Hai in discografia un album intitolato ‘White Zombie’, è stato il film omonimo di Victor Halperin con Bela Lugosi influente per te?
La prima volta che vidi quel film al cinema, consideriamo che fu uno dei primi in bianco e nero, era molto lento e quasi senza alcun tema musicale, così pensai di comporre io una sorta di soundtrack. Il setting di ‘White Zombie’ era straordinario comunque anche se il film procedeva appunto troppo lento.
Da giovane tentai di fare lo score per il film sulla stregoneria ‘Haxan’ con degli amici ma non funzionò benissimo, così riprovai con quexto film, ho inserito sonorità voodoo, ‘magic chants’, è stato molto interessante.
Il gruppo con il quale ti sei esibito stasera è stato davvero valido, sono tutti giovani musicisti vedo.
PR. Si, sono fantastici, abbiamo Christian Castelletti alla chitarra, Alex Canella alla batteria e Annie Barbazza al basso e voce.
Ho avuto il piacere di poter scambiare anche due chiacchere con Annie Barbazza, giovane musicista milanese che ha iniziato la sua carriera molto presto suonando la batteria in un gruppo che proponeva cover di King Crimson e Pink Floyd.
Ispirata poi da musicisti come Tim Buckley si dedica alla chitarra e, casualmente, viene scoperta da Greg Lake tanto che le affiderà le parti vocali per il progetto Moonchild.
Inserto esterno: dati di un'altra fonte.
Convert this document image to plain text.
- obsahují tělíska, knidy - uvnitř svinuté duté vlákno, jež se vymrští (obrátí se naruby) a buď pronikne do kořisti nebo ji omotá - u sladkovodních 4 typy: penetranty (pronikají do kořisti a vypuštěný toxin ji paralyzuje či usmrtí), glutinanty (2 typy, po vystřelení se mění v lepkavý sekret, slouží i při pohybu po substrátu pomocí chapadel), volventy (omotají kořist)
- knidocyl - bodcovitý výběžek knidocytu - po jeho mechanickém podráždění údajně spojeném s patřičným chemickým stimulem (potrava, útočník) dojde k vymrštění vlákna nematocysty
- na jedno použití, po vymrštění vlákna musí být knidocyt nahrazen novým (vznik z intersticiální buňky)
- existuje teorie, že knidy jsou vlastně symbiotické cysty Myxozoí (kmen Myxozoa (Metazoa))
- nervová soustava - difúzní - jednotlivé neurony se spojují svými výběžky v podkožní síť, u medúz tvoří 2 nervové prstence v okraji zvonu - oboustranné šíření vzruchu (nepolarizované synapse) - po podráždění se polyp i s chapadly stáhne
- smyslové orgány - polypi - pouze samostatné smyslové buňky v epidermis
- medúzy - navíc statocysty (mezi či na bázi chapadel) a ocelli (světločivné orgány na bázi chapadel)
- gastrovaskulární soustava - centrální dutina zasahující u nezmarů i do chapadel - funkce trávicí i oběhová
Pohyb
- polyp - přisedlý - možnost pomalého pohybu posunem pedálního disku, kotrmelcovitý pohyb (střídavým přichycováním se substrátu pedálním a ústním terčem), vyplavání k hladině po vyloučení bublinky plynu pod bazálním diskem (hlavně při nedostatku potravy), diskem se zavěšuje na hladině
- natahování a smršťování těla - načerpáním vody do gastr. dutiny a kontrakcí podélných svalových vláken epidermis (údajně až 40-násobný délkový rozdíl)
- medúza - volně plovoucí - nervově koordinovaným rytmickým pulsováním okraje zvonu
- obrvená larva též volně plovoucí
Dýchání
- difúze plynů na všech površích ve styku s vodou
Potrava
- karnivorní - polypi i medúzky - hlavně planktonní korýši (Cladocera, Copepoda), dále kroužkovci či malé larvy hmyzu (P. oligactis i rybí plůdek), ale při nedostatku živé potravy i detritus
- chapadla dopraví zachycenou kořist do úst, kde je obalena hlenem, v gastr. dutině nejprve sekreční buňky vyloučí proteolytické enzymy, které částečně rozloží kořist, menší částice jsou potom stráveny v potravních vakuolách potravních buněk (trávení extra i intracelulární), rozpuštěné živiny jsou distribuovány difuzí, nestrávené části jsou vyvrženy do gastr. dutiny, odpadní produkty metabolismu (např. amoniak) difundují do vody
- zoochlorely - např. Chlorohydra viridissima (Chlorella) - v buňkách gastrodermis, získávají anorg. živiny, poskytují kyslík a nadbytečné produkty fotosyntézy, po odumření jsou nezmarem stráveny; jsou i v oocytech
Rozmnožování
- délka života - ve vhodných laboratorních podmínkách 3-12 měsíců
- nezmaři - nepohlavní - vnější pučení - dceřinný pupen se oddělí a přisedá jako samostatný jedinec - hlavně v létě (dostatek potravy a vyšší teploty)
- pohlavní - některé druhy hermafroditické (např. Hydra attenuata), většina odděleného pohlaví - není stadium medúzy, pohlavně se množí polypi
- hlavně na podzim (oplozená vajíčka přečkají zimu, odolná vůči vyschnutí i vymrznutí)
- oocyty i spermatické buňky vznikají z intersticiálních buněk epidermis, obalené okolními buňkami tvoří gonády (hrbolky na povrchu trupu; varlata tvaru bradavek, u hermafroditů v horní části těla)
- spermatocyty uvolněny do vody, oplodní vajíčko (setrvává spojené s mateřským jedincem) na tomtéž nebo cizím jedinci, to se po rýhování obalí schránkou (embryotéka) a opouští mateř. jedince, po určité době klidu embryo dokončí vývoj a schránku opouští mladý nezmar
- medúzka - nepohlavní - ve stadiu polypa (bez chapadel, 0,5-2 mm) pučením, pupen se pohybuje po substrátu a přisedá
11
Da lì in poi condividerà il palco con Eugenio Finardi, Robyn Hitchcock aprendo anche concerti per Peter Hammill.
Hai iniziato a suonare da giovanissima. Come hai iniziato ad ascoltare musica?
Ti direi grazie a Max Marchini (manager anche di Paul Roland e fondatore dell’etichetta Dark Companion ndr) che mi faceva ascoltare un sacco di bei dischi, poi ascoltavo molto la radio, però davvero merito delle compilation di Max. Suonando al conservatorio sentivo molta classica e poi è arrivato il prog rock.
Il tuo album solista ‘Vive’ ha ricevuto recensioni molto positive
Si, è uscito poco prima della pandemia, amo questo disco, è molto personale. Pensa che volevo fare un album completamente da sola ma poi ho avuto la fortuna di avere parecchi ospiti (infatti in ‘Vive’ vi partecipano Paul Roland stesso, John Greaves, Lino Capra Vaccina tra gli altri ndr) che si sono offerti. Io per pudore non ho mai chiesto! (ridendo).
Prossimi progetti?
Ho un po’ di date in programma, c’è qualcosa che bolle in pentola anche a livello discografico però non voglio fare dischi senza un senso quindi mi prendo il mio tempo.
Un grazie speciale a Max Marchini che ha reso possibile l’incontro con Paul Roland e il suo gruppo.